NBA star Kyle Lowry interviewing for We The North.KISHAN MISTRY/Supplied
Actor Simu Liu drew inspiration for his successful debut as the first Asian superhero in a blockbuster Marvel comic film from an unlikely source: the NBA’s Toronto Raptors.
In We The North, a documentary on the basketball team’s 30th anniversary premiering in theatres on Friday, Liu is one of many immigrant fans who tells a story of being a kid from the suburbs who found their Canadian identity in a upstart basketball team, filled with players with something to prove.
In 2019, Liu had courtside access to the Raptors’ run to the NBA finals through his friendship with guard Jeremy Lin. The Harbin, China-born, Mississauga-raised actor was also about to take on his first starring role in a big-budget film, Shang-Chi and the Legend of the Ten Rings, as a reluctant martial arts expert. In the documentary, Liu said: “If the Raptors could win a championship, I knew I could be Shang-Chi.”
The Raptors did hoist their first NBA championship that spring, while Liu’s movie proved a box office smash. Telling the story of the basketball team’s highs and many lows over three decades through the eyes of ardent fans from a variety of ethnic communities, along with players and executives, makes We The North the latest film from production house Uninterrupted Canada to marry sports with social commentary.

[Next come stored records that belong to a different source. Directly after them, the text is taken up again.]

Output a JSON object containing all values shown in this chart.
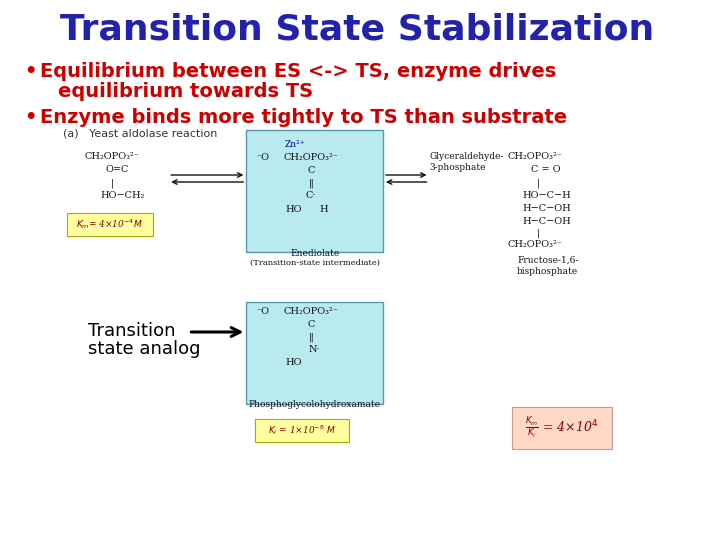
{
  "title": "Transition State Stabilization",
  "title_color": "#2222AA",
  "title_fontsize": 26,
  "title_font": "Comic Sans MS",
  "bullet1_line1": "Equilibrium between ES <-> TS, enzyme drives",
  "bullet1_line2": "equilibrium towards TS",
  "bullet2": "Enzyme binds more tightly to TS than substrate",
  "bullet_color": "#CC0000",
  "bullet_fontsize": 14,
  "bullet_font": "Comic Sans MS",
  "annotation_text1": "Transition",
  "annotation_text2": "state analog",
  "annotation_color": "#000000",
  "annotation_fontsize": 13,
  "annotation_font": "Comic Sans MS",
  "background_color": "#FFFFFF",
  "slide_label_a": "(a)   Yeast aldolase reaction",
  "slide_label_font": "Arial",
  "slide_label_size": 8,
  "diagram_text_color": "#111111",
  "diagram_font": "DejaVu Serif",
  "diagram_fontsize": 7,
  "cyan_color": "#B8EAF0",
  "cyan_edge": "#5599AA",
  "yellow_color": "#FFFFA0",
  "yellow_edge": "#AAAA00",
  "pink_color": "#FFD8C8",
  "pink_edge": "#CC9988",
  "red_dark": "#8B0000",
  "arrow_color": "#111111"
}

“This documentary is a love letter to the fan base,” said We The North producer Vinay Virmani, CEO and chief content officer at Uninterrupted Canada.
“Growing up in Toronto, the Raptors were more than a team. They embodied our identity. They taught us to embrace who we are,“ said Virmani. “This team has always been a beacon of inclusion, uniting us and standing up for important causes.”
We The North, a film authorized by the Raptors, tells the inside story of the team’s history through the eyes of both fans and the team’s owners, executives and players. Deft editing by Oscar-nominated director Sami Khan ensured honest emotion, rather than corporate sound bites, made it to the screen.
Raptors founder John Bitove starts to cry when talking about the team’s passionate following. Team president Masai Ujiri responds with a Cheshire cat grin when pressed on why he risked league officials’ wrath and a hefty fine by yelling “F--- Brooklyn” to fans ahead of a playoff game against the Nets.
For all the intimate access to executives and athletes such as Kyle Lowry and Vince Carter who defined the Raptors on the court, the stars of the documentary are fans who came of age with the team.

Official poster of We The North: From Prehistoric to Historic.Supplied
The most memorable characters in We The North are hip hop musician Kardinal Offishall, who talks about team members like Carter helping introduce Canadian rappers to mainstream audiences. Broadcaster Parminder Singh, the voice of NBA Canada Punjabi, describes finding a sense of belonging in a crowd of white and Southeast Asian kids doing Punjabi dances in Jurassic Park – the public square near the arena – to celebrate a win. And Muslim writer Shireen Ahmed, who recalls feeling part of Canada after the team began to stock hijabs with Raptors logos for the NBA faithful.
Basketball star LeBron James and business manager Maverick Carter founded Uninterrupted in 2015 as a platform to let athletes tell their own stories. In 2020, the company sold a minority stake to investors including Nike Inc., Epic Games, RedBird Capital Partners and Fenway Sports Group in a transaction that valued the business at US $725-million.
In 2019, Virmani, along with musician Drake, James and Carter, launched Uninterrupted’s Canadian division. Uninterrupted Canada is part of Virmani’s larger platform, the Good Karma Co., that produces content with sports and social themes for corporate clients, including automaker BMW and CIBC’s Simplii Financial division.
In 2022, Virmani produced Black Ice, a documentary on anti-Black racism in hockey. The film won the People’s Choice award for documentaries at the Toronto International Film Festival.
On Friday, Cineplex will premier We The North at 43 theatres across the country for a four-day run. Bell Media, a division of BCE Inc., provided a portion of the funding for the documentary and will run it on streaming service Crave in March.
The Raptors’ anniversary film is part of a wave of sports programming generated in part by the COVID-19 pandemic, when big screen productions were forced to shut down.
In July, 2020, Netflix drew huge numbers of viewers to The Last Dance, a series chronicling basketball star Michael Jordan’s championship seasons with the Chicago Bulls released. Virmani said the documentary showed there was an untapped audience for sports stories, and a new way to present athletes. He said: “The real challenge and opportunity lies in transcending the traditional limits of documentary filmmaking, daring to innovate and offer audiences a fresh, uncharted perspective.”